I recently had the opportunity to lead a workshop about building marketing from a strong foundation of mission or purpose. But there was a sticking point for many in the room: They weren’t the business owner, so they didn’t feel they had the right, or the power, to declare what their company’s mission might be.

And they were right. This is the kind of stuff that gets created by owners and executive teams and such.

But that’s not the end of the story!

If you want to take some leadership in your particular job, there are some powerful and useful steps you can take.

First, adopt the philosophy that you are running your own little business in your domain. This was one of the best pieces of advice given to me by a manager over thirty years ago, and I came to realize the power in this shift of perspective.

Let’s say that your company makes office supplies, and your particular job is to create the marketing plan for the X4t line of staplers. So you’re nowhere near the top of the food chain in this company, and may not even have anyone working for you.

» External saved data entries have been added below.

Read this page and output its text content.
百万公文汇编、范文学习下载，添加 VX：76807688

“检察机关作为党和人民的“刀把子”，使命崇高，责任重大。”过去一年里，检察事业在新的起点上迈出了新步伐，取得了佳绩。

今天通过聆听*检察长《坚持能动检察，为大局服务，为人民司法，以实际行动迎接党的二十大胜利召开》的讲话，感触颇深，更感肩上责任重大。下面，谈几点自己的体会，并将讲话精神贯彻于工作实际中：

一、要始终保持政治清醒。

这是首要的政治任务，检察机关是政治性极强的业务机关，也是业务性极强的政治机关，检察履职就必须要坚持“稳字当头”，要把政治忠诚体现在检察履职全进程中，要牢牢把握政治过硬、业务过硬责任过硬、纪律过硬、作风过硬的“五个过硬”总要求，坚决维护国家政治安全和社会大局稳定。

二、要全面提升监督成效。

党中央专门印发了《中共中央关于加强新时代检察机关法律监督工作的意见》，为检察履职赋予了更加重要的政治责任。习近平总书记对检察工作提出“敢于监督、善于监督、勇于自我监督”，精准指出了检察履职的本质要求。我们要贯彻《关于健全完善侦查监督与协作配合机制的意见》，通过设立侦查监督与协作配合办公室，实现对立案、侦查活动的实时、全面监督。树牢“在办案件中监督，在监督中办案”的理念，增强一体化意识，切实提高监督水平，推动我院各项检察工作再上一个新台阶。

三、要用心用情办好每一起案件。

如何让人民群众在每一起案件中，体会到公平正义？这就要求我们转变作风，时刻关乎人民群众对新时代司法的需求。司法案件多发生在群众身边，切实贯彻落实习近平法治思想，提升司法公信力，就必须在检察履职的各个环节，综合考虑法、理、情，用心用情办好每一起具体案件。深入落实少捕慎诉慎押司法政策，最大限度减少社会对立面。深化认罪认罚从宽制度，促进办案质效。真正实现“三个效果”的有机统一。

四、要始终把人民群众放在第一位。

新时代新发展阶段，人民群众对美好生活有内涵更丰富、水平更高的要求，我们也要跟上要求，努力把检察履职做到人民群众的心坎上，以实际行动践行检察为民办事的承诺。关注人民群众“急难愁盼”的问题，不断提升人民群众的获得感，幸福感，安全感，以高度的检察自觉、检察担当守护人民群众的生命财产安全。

Ask yourself: If I were my own little marketing company creating an approach to sell these stapliers, how would I get myself motivated to do amazing work? The answer could be that you want to become a truly outstanding, exceptional, creative marketer in the world of office supplies. Or maybe you’d want to be super efficient, focusing on rapid production of quality work. Or you could decide it’s all about the end result of motivating customers to buy an unbelievable number of staplers.

How would you decide which of these would be appropriate as the mission for your little marketing-planning business? That’s the second point, which is to test how well it’s aligned to the organization around you. Ideally your bosses are giving you goals and measuring you on some kind of result. If it’s not clear enough, you can decide to make it more specific and measurable, just to serve your need for clarity, focus, and motivation.

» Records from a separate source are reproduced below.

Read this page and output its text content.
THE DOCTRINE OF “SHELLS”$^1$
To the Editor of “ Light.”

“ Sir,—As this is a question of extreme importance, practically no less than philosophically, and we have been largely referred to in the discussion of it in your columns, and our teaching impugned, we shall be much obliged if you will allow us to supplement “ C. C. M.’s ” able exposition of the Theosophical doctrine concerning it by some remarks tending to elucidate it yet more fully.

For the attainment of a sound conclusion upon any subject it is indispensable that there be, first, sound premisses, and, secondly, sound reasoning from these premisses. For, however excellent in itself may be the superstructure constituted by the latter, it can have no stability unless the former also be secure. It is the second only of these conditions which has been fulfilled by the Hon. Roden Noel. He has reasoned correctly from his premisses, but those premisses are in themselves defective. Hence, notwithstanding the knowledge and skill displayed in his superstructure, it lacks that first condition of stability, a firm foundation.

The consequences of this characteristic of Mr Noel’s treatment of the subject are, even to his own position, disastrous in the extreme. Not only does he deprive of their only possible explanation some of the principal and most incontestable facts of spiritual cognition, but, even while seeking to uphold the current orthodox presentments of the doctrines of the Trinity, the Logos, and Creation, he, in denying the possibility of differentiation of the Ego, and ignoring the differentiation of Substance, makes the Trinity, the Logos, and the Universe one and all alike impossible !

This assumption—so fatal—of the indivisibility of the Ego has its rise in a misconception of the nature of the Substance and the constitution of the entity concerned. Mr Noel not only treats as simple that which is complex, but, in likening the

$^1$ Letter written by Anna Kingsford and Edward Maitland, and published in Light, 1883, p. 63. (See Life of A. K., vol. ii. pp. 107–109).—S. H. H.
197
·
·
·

Then, third, organize the people around you into customers, partners, and suppliers:

  • Customers receive your work and care about whether it serves their need.
  • Partners help you deliver that work, and you help them as well.
  • Suppliers give you your “raw materials” upon which you build your work.

By doing this, you’re clarifying the relationship between you and them, and it helps you focus on the right balance of value-delivered and value-received. If someone’s a “customer,” you have to understand what motivates them at a much deeper level than just the surface requirements they give you. “Partners” need to get feedback about what they give you, balanced with giving value to them and creating a process where things flow smoothly. “Suppliers” need to understand what you need, and to be rewarded properly for the value they deliver.

If you’re going to take leadership in your job and whatever group you might head up, think about it as if it were its own little business. In the context of the overall organization, because EVERY business lives within a context and ecosystem.

In that, you’ll discover and create your mission, purpose, values … whatever motivates you to do outstanding work.